Spotlight on the Littleport Society

For many years the Littleport Society has taken part in the Royal British Legion’s Remembrance Day ceremony. This year committee member Fiona Gilbert laid the Society’s wreath on the War memorial.

Whilst it is important that we remember those whose lives’ were sacrificed in the terrible conflicts of the two world wars, and the other conflicts of the later 20th century, it is not readily known that Littleport men have fought in many previous wars, particularly those of the 19th century. Several Littleport men, who served in the Suffolk Regiment, fought in the Boer War 1899-1902. Private Charles Kidd was killed in the assault on Red Hill, and is buried in South Africa, but remembered on the Boer War memorial in Bury St. Edmunds. Two others, Private Charles Barber and Private Reuben Laws were taken prisoner by the Boers and suffered in the Boer Concentration Camp in Pretoria. George Jarman and Thomas Nightall both served in India during the Indian Mutiny in 1857. George fought in the famous Siege of Lucknow.

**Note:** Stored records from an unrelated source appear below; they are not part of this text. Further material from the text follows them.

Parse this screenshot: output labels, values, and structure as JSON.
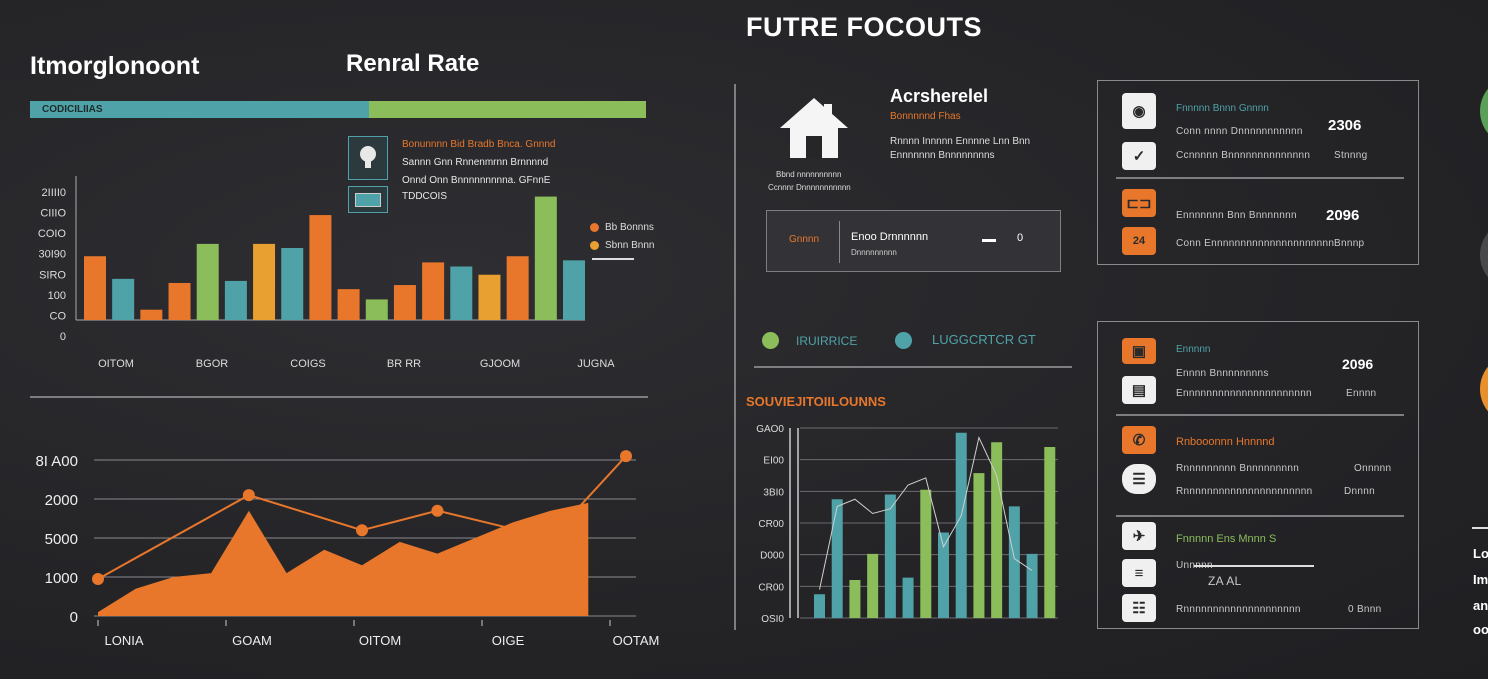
{
  "main_title": "FUTRE FOCOUTS",
  "left": {
    "title": "Itmorglonoont",
    "subtitle": "Renral Rate",
    "bar_label": "CODICILIIAS",
    "progress": 0.55,
    "info": {
      "lines": [
        "Bonunnnn Bid Bradb Bnca. Gnnnd",
        "Sannn Gnn Rnnenmrnn Brnnnnd",
        "Onnd Onn Bnnnnnnnnna. GFnnE",
        "TDDCOIS"
      ],
      "legend": [
        "Bb Bonnns",
        "Sbnn Bnnn"
      ]
    }
  },
  "right_top": {
    "header": "Acrsherelel",
    "header_sub": "Bonnnnnd Fhas",
    "header_lines": [
      "Rnnnn Innnnn Ennnne Lnn Bnn",
      "Ennnnnnn Bnnnnnnnns"
    ],
    "house_caption": [
      "Bbnd nnnnnnnnnn",
      "Ccnnnr Dnnnnnnnnnnn"
    ],
    "input_box": {
      "label": "Gnnnn",
      "title": "Enoo Drnnnnnn",
      "sub": "Dnnnnnnnnn",
      "value": "0"
    }
  },
  "stats_box_1": {
    "rows": [
      {
        "icon": "dial-icon",
        "label": "Fnnnnn Bnnn Gnnnn",
        "sub": "Conn nnnn Dnnnnnnnnnnn",
        "value": "2306"
      },
      {
        "icon": "check-icon",
        "label": "",
        "sub": "Ccnnnnn Bnnnnnnnnnnnnnn",
        "value": "Stnnng"
      },
      {
        "icon": "car-icon",
        "label": "Ennnnnnn Bnn Bnnnnnnn",
        "sub": "",
        "value": "2096"
      },
      {
        "icon": "badge-icon",
        "label": "",
        "sub": "Conn Ennnnnnnnnnnnnnnnnnnnn",
        "value": "Bnnnp"
      }
    ]
  },
  "legend_teal": {
    "a": "IRUIRRICE",
    "b": "LUGGCRTCR GT"
  },
  "mid_label": "SOUVIEJITOIILOUNNS",
  "stats_box_2": {
    "rows": [
      {
        "icon": "orange-box-icon",
        "label": "Ennnnn",
        "value": "2096",
        "sub": "Ennnn Bnnnnnnnns",
        "value2": "Ennnn"
      },
      {
        "icon": "film-icon",
        "label": "",
        "value": "",
        "sub": "Ennnnnnnnnnnnnnnnnnnnnn",
        "value2": "Ennnn"
      },
      {
        "icon": "phone-icon",
        "label": "Rnbooonnn Hnnnnd",
        "value": "",
        "sub": "Rnnnnnnnnn Bnnnnnnnnn",
        "value2": "Onnnnn"
      },
      {
        "icon": "chat-icon",
        "label": "",
        "value": "",
        "sub": "Rnnnnnnnnnnnnnnnnnnnnnn",
        "value2": "Dnnnn"
      },
      {
        "icon": "bird-icon",
        "label": "Fnnnnn Ens Mnnn S",
        "value": "",
        "sub": "Unnnnn",
        "value2": "ZA AL"
      },
      {
        "icon": "list-icon",
        "label": "",
        "value": "",
        "sub": "Rnnnnnnnnnnnnnnnnnnnn",
        "value2": "0 Bnnn"
      }
    ]
  },
  "side_text": [
    "Lo",
    "Im",
    "an",
    "oo"
  ],
  "colors": {
    "orange": "#e8772b",
    "teal": "#4fa3a8",
    "green": "#8bbd5a",
    "bg": "#262629"
  },
  "chart_data": [
    {
      "type": "bar",
      "ylabel": "",
      "ytick_labels": [
        "0",
        "CO",
        "100",
        "SIRO",
        "30I90",
        "COIO",
        "CIIIO",
        "2IIII0"
      ],
      "xtick_labels": [
        "OITOM",
        "BGOR",
        "COIGS",
        "BR RR",
        "GJOOM",
        "JUGNA"
      ],
      "ylim": [
        0,
        700
      ],
      "values": [
        310,
        200,
        50,
        180,
        370,
        190,
        370,
        350,
        510,
        150,
        100,
        170,
        280,
        260,
        220,
        310,
        600,
        290
      ],
      "colors": [
        "#e8772b",
        "#4fa3a8",
        "#e8772b",
        "#e8772b",
        "#8bbd5a",
        "#4fa3a8",
        "#e8a030",
        "#4fa3a8",
        "#e8772b",
        "#e8772b",
        "#8bbd5a",
        "#e8772b",
        "#e8772b",
        "#4fa3a8",
        "#e8a030",
        "#e8772b",
        "#8bbd5a",
        "#4fa3a8"
      ]
    },
    {
      "type": "area",
      "ytick_labels": [
        "0",
        "1000",
        "5000",
        "2000",
        "8I A00"
      ],
      "xtick_labels": [
        "LONIA",
        "GOAM",
        "OITOM",
        "OIGE",
        "OOTAM"
      ],
      "ylim": [
        0,
        4000
      ],
      "area_x": [
        0,
        1,
        2,
        3,
        4,
        5,
        6,
        7,
        8,
        9,
        10,
        11,
        12,
        13
      ],
      "area_values": [
        100,
        700,
        1000,
        1100,
        2700,
        1100,
        1700,
        1300,
        1900,
        1600,
        2000,
        2400,
        2700,
        2900
      ],
      "line_x": [
        0,
        4,
        7,
        9,
        12,
        14
      ],
      "line_values": [
        950,
        3100,
        2200,
        2700,
        2000,
        4100
      ]
    },
    {
      "type": "bar",
      "ytick_labels": [
        "OSI0",
        "CR00",
        "D000",
        "CR00",
        "3BI0",
        "EI00",
        "GAO0"
      ],
      "ylim": [
        0,
        800
      ],
      "values": [
        100,
        500,
        160,
        270,
        520,
        170,
        540,
        360,
        780,
        610,
        740,
        470,
        270,
        720
      ],
      "colors": [
        "#4fa3a8",
        "#4fa3a8",
        "#8bbd5a",
        "#8bbd5a",
        "#4fa3a8",
        "#4fa3a8",
        "#8bbd5a",
        "#4fa3a8",
        "#4fa3a8",
        "#8bbd5a",
        "#8bbd5a",
        "#4fa3a8",
        "#4fa3a8",
        "#8bbd5a"
      ],
      "trend_values": [
        120,
        470,
        500,
        440,
        460,
        560,
        590,
        300,
        430,
        760,
        600,
        250,
        200
      ]
    }
  ]
}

A completely different period, Roman and Medieval, is the theme for our exhibition at the Society’s Heritage Weekend on the 19th and 20th of May. Visitors will be able to discover about Domesday Littleport, the story of William de Littleport, the naughty doings of the vicar Simon de Lakenheath, life in medieval Littleport, and much more on colourful and easy to read information boards. There will also be archaeological exhibits, and also a display of the work of local artists in textiles, glass, metal and paint.

A recent visitor to the Barn was our American Ambassador/Treasurer, Dr. Clive Taylor and his wife Susan from California. Dr Taylor was born and brought up in Littleport, and he left the Barn very impressed with the Society’s work in recording and preserving the town’s heritage.

Some of our members are busy working on projects. One is working on the history of the Dairy Houses area, and others are working on the Wisbech Road Project, recording the stories and memories of life in Wisbech Road, and how it has changed over the years. Both are expected to be produced as books by the Society.